If by "zeroed out" you mean "the values in the registers are replaced with 0's to prevent me from knowing what some other function was doing" then no, the registers are not zeroed out before use. But it shouldn't matter because you're telling GCC you plan to store information there, not that you want to read information that's currently there.
You give this information to GCC so that (reading the documentation) "you need not guess which registers or memory locations will contain the data you want to use" when you're finished with the assembly code (eg., you don't have to remember if the data will be in the stack register, or some other register).
GCC needs a lot of help for assembly code because "The compiler ... does not parse the assembler instruction template and does not know what it means or even whether it is valid assembler input. The extended asm feature is most often used for machine instructions the compiler itself does not know exist."
Update
GCC is designed as a multi-pass compiler. Many of the passes are in fact entirely different programs. A set of programs forming "the compiler" translate your source from C, C++, Ada, Java, etc. into assembly code. Then a separate program (gas, for GNU Assembler) takes that assembly code and turns it into a binary (and then ld and collect2 do more things to the binary). Assembly blocks exist to pass text directly to gas, and the clobber-list (and input list) exist so that the compiler can do whatever set up is needed to pass information between the C, C++, Ada, Java, etc. side of things and the gas side of things, and to guarantee that any important information currently in registers can be protected from the assembly block by copying it to memory before the assembly block runs (and copying back from memory afterward).

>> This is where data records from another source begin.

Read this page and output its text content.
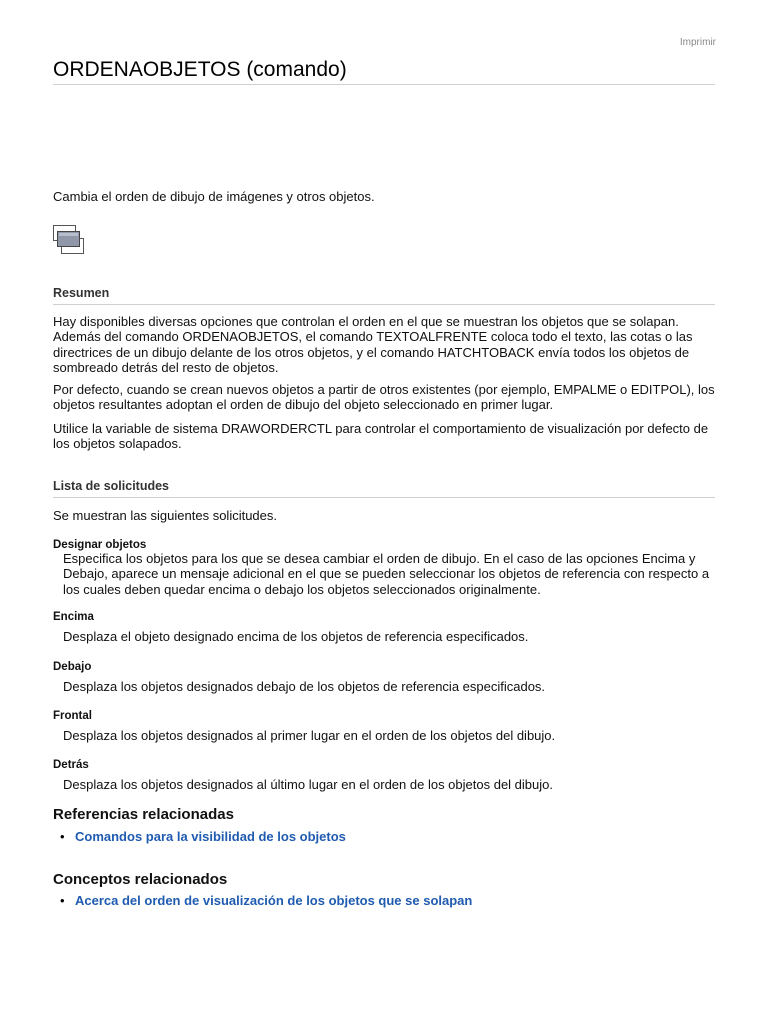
Imprimir
ORDENAOBJETOS (comando)

Cambia el orden de dibujo de imágenes y otros objetos.

Resumen

Hay disponibles diversas opciones que controlan el orden en el que se muestran los objetos que se solapan. Además del comando ORDENAOBJETOS, el comando TEXTOALFRENTE coloca todo el texto, las cotas o las directrices de un dibujo delante de los otros objetos, y el comando HATCHTOBACK envía todos los objetos de sombreado detrás del resto de objetos.

Por defecto, cuando se crean nuevos objetos a partir de otros existentes (por ejemplo, EMPALME o EDITPOL), los objetos resultantes adoptan el orden de dibujo del objeto seleccionado en primer lugar.

Utilice la variable de sistema DRAWORDERCTL para controlar el comportamiento de visualización por defecto de los objetos solapados.

Lista de solicitudes

Se muestran las siguientes solicitudes.

Designar objetos

Especifica los objetos para los que se desea cambiar el orden de dibujo. En el caso de las opciones Encima y Debajo, aparece un mensaje adicional en el que se pueden seleccionar los objetos de referencia con respecto a los cuales deben quedar encima o debajo los objetos seleccionados originalmente.

Encima

Desplaza el objeto designado encima de los objetos de referencia especificados.

Debajo

Desplaza los objetos designados debajo de los objetos de referencia especificados.

Frontal

Desplaza los objetos designados al primer lugar en el orden de los objetos del dibujo.

Detrás

Desplaza los objetos designados al último lugar en el orden de los objetos del dibujo.

Referencias relacionadas
• Comandos para la visibilidad de los objetos
Conceptos relacionados
• Acerca del orden de visualización de los objetos que se solapan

The alternative would be to save and restore every register for every assembly code block. On a RISC machine with a large number of registers that could get expensive (the Itanium has 128 general registers, another 128 floating point registers and 64 1-bit registers, for instance).
It's been a while since I've written any assembly code. And I have much more experience using GCC's named registers feature than doing things with specific registers. So, looking at an example:
#include <stdio.h>
long foo(long l)
{
long result;
asm (
"movl %[l], %[reg];"
"incl %[reg];"
: [reg] "=r" (result)
: [l] "r" (l)
);
return result;
}
int main(int argc, char** argv)
{
printf("%ld\n", foo(5L));
}
I have asked for an output register, which I will call reg inside the assembly code, and that GCC will automatically copy to the result variable on completion. There is no need to give this variable different names in C code vs assembly code; I only did it to show that it is possible. Whichever physical register GCC decides to use -- whether it's %%eax, %%ebx, %%ecx, etc. -- GCC will take care of copying any important data from that register into memory when I enter the assembly block so that I have full use of that register until the end of the assembly block.
I have also asked for an input register, which I will call l both in C and in assembly. GCC promises that whatever physical register it decides to give me will have the value currently in the C variable l when I enter the assembly block. GCC will also do any needed recordkeeping to protect any data that happens to be in that register before I enter the assembly block.
What if I add a line to the assembly code? Say:
"addl %[reg], %%ecx;"
Since the compiler part of GCC doesn't check the assembly code it won't have protected the data in %%ecx. If I'm lucky, %%ecx may happen to be one of the registers GCC decided to use for %[reg] or %[l]. If I'm not lucky, I will have "mysteriously" changed a value in some other part of my program.
I suspect the overwrite list is just to give GCC a hint not to store anything of value in these registers across the ASM call; since GCC doesn't analyze what ASM you're giving it, and certain instructions have side-effects that touch other registers not explicitly named in the code, this is the way to tell GCC about it.